SAPRAC says the arrests of women activists are due to coordinated hostile activities against the state
Saudi authorities’ crackdown on women’s rights advocates is unrelated to their views on female drivers, according to independent, non-governmental organisation Saudi American Public Relation Affairs Committee (SAPRAC).
The detention of a number of activists comes a month before the kingdom’s lifting of its decades-old ban on female drivers.
“For the sake of clarification, we would like to express that the [arrest] of these individuals has nothing to do with any view, opinion or statement that they have voiced on the issue of Saudi women's right to drive...” the committee said in a statement.
The women arrested, who have long campaigned for the right to drive, have also called for the end of the conservative Muslim state’s male guardianship system.
However, SAPRAC says the arrests are due to coordinated hostile activities against the state.
“We would like to begin by stressing that Saudi authorities only move forward with such a decision after careful consideration of the persons involved.
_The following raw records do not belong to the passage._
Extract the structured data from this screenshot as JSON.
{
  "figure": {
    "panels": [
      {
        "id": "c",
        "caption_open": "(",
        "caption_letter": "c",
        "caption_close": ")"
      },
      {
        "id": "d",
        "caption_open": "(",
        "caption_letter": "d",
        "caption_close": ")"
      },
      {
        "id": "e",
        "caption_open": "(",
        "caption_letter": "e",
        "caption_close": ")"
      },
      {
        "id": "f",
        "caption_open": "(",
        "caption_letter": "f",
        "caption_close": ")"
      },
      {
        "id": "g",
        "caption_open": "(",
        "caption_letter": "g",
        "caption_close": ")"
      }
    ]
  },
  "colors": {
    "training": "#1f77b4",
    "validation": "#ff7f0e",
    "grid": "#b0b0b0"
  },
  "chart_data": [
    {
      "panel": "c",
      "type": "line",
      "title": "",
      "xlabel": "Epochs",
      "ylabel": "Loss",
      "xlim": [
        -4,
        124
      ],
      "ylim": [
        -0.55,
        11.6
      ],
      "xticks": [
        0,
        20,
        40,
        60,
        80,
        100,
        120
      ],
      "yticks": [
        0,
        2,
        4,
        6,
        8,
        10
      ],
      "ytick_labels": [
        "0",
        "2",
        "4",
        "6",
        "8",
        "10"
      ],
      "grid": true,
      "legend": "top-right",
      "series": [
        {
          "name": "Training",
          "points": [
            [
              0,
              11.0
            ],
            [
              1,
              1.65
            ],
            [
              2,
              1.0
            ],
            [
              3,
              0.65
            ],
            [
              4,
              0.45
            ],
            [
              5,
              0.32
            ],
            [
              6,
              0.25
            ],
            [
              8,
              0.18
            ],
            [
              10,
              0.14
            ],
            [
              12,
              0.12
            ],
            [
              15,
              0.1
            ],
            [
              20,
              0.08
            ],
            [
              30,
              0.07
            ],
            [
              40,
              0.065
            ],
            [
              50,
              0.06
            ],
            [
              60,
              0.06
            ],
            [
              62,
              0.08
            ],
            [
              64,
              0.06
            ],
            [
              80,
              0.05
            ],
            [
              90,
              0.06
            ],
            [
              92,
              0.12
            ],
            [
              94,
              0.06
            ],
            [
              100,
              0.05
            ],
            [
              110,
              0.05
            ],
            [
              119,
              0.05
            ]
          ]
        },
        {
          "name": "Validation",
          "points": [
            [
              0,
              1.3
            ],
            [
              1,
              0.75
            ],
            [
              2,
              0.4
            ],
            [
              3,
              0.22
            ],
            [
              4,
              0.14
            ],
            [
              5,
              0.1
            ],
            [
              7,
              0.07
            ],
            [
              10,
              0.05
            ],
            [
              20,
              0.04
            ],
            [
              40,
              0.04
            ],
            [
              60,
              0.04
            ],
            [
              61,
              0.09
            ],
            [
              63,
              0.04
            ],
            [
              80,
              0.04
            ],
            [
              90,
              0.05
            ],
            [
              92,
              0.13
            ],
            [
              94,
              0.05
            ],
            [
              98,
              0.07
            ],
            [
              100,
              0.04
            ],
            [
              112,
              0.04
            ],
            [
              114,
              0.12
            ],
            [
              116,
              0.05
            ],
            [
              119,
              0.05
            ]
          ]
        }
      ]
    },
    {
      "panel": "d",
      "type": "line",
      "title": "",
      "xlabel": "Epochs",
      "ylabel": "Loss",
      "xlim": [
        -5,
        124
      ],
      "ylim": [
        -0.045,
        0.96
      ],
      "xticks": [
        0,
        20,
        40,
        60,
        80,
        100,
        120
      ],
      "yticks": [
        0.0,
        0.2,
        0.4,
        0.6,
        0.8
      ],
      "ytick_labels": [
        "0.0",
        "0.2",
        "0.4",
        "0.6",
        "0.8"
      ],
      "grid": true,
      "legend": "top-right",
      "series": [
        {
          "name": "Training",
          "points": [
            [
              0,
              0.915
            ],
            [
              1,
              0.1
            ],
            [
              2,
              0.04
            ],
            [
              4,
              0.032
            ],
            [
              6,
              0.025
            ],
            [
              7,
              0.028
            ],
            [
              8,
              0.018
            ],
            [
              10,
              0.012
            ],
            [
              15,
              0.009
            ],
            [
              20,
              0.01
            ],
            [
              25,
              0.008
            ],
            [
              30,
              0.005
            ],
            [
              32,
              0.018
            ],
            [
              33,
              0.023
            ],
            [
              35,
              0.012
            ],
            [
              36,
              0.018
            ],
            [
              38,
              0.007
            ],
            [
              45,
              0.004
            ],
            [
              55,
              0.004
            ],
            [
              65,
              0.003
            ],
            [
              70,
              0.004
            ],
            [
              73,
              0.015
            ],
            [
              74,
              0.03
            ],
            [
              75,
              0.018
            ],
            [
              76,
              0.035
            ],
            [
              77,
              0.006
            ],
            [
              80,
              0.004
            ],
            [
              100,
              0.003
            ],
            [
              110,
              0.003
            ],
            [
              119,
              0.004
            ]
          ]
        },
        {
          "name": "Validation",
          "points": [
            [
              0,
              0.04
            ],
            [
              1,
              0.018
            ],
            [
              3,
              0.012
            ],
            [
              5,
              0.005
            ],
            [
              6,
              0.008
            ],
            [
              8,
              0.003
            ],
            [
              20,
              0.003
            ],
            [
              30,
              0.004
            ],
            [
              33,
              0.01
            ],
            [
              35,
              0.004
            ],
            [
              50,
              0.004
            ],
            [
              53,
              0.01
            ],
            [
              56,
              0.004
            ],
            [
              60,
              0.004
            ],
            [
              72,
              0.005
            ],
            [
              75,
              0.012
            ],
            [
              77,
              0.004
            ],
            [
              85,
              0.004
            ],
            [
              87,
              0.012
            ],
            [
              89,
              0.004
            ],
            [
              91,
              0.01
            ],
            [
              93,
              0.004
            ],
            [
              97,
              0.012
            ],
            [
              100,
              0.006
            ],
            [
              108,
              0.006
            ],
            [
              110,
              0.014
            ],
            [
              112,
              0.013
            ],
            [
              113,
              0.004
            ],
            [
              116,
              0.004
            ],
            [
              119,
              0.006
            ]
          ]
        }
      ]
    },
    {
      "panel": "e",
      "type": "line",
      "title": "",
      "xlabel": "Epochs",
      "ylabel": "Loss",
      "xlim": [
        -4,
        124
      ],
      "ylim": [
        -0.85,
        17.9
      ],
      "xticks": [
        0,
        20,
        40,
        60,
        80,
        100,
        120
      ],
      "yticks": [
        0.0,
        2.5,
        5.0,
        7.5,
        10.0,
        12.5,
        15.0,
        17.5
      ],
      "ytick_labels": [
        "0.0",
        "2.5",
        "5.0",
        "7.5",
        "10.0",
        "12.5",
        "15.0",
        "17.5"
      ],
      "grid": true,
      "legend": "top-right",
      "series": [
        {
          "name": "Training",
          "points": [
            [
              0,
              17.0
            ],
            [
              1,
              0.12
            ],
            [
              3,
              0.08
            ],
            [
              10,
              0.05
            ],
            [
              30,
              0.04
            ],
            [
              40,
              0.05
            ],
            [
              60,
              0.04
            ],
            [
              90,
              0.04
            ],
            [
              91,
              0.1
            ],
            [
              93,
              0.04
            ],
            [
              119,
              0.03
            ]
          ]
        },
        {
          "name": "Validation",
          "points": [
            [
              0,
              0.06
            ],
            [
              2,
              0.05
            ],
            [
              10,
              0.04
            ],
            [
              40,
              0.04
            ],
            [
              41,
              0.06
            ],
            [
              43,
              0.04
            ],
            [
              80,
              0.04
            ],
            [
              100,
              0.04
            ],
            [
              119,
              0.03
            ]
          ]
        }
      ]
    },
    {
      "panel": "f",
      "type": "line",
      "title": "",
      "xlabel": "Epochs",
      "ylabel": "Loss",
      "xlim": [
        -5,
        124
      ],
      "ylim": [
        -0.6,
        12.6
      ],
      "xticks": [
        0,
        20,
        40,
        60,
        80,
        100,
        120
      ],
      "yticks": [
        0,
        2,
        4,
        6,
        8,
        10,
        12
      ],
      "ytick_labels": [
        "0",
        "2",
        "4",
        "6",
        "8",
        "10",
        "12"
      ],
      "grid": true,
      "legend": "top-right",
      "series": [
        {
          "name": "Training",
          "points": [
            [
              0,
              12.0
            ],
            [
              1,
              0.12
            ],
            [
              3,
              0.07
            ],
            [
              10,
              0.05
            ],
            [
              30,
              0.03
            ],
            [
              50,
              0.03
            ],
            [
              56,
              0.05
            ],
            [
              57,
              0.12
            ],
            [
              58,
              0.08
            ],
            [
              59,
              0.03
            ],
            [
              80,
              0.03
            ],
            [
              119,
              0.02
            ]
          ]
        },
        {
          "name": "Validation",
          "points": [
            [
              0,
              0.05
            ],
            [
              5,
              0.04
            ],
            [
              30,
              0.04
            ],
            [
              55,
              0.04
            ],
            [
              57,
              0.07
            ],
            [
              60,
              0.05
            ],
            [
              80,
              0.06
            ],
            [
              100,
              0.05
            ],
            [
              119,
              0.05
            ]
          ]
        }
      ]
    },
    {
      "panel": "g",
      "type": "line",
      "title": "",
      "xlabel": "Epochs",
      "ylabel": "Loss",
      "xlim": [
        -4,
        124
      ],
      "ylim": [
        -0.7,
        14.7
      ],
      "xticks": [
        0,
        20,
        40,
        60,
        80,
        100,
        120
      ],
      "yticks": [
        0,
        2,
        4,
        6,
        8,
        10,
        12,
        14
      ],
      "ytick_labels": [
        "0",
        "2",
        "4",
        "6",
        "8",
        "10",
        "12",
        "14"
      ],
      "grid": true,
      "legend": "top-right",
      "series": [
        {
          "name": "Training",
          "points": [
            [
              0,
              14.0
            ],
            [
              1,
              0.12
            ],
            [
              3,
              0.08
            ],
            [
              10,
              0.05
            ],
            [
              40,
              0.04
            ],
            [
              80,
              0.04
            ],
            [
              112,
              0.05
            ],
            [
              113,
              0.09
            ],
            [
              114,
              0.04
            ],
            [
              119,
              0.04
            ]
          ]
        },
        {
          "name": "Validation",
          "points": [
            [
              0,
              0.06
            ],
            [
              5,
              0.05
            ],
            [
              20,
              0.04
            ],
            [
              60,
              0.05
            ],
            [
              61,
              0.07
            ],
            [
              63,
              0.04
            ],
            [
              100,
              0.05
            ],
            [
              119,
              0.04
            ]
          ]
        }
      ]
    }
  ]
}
The activities of these people have been carefully monitored over an extended period of time, which yielded clear evidence of coordinated activities against the state…” the statement said.
“Many people in the Kingdom have openly expressed their views on this issue and were not subject to any arrest or legal action, as they did not violate any of the regulations that are clearly enforced in Saudi Arabia,” it added.
The reported charges against the detainees include covert communication with entities that are hostile to Saudi Arabia and the recruitment of individuals from these entities to highly sensitive government positions in Saudi Arabia, resulting in the leak of classified documents.
Charges also include financial support to these individuals to undermine the security and stability of the country, according to SAPRAC.
The committee said the charges constitute a clear violation of Article 39 of Saudi Arabia’s Basic Law of Governance, which states that “the means of expression shall be complied with in accordance with Saudi regulations, which prohibit any harm to the security of the state”.
It added that the detainees are afforded all rights guaranteed by the regulations including the right to hire lawyers or representatives to defend them, the right to inform their relatives of their arrest and the reason(s) behind it as well as the right to not be subjected to any physical or mental harm.
Amnesty International told AFP the number of detainees has risen to 10, including at least seven women, while the Gulf Centre for Human Rights and another Saudi activist said the number stood at 12.
The detainees include three generations of activists such as 28-year-old Loujain al-Hathloul - who was also held in 2014 for more than 70 days for attempting to drive from neighbouring UAE to Saudi Arabia - and Aziza al-Yousef, a retired professor at Riyadh's King Saud University.
Also arrested, campaigners say, was Madeha al-Ajroush, a psychotherapist in her 60s, well known for being part of a group that mounted the first Saudi protest movement in 1990 for the right to drive.